International career
- 1996–1997: France / 3 / (0)

= Franck Gava =

French footballer (born 1970)

Franck Roger Antoine Gava (born 3 February 1970) is a French former professional footballer who played as a midfielder.

==Early life and club career==
Gava was born in Montargis, Loiret. He emerged through AS Nancy-Lorraine's youth system, making his professional debuts at age 17. However, he would grow to prominence in the first division at Olympique Lyonnais, being a very valuable offensive unit alongside Florian Maurice.

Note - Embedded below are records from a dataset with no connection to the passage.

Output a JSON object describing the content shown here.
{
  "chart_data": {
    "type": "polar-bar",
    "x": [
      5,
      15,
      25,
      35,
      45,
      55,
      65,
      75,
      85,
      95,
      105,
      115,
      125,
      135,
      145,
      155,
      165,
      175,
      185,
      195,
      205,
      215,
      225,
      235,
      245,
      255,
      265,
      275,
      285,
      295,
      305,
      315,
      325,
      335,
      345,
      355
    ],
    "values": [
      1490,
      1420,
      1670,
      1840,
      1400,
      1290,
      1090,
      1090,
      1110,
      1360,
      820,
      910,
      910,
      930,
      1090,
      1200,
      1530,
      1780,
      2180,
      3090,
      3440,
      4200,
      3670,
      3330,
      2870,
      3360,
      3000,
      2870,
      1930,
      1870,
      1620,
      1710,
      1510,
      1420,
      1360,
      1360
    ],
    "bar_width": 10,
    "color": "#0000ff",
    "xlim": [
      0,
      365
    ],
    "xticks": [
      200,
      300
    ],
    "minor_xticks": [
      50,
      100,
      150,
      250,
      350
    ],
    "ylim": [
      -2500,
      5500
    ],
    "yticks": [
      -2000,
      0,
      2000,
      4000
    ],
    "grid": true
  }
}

In 1997, Gava signed - alongside close friend Maurice - with capital side Paris Saint-Germain, scoring seven goals in his first season and helping the club capture both the Cup and League cup that year.

After that, he played with AS Monaco FC and Stade Rennais one season apiece, being forced to retire at 30 due to foot ailments; he did amass more than 400 official matches counting both major divisions in France.

==International career==
Gava collected three caps for France in a one-year span, all in friendlies and as a substitute; the first arrived on 9 October 1996, against Turkey.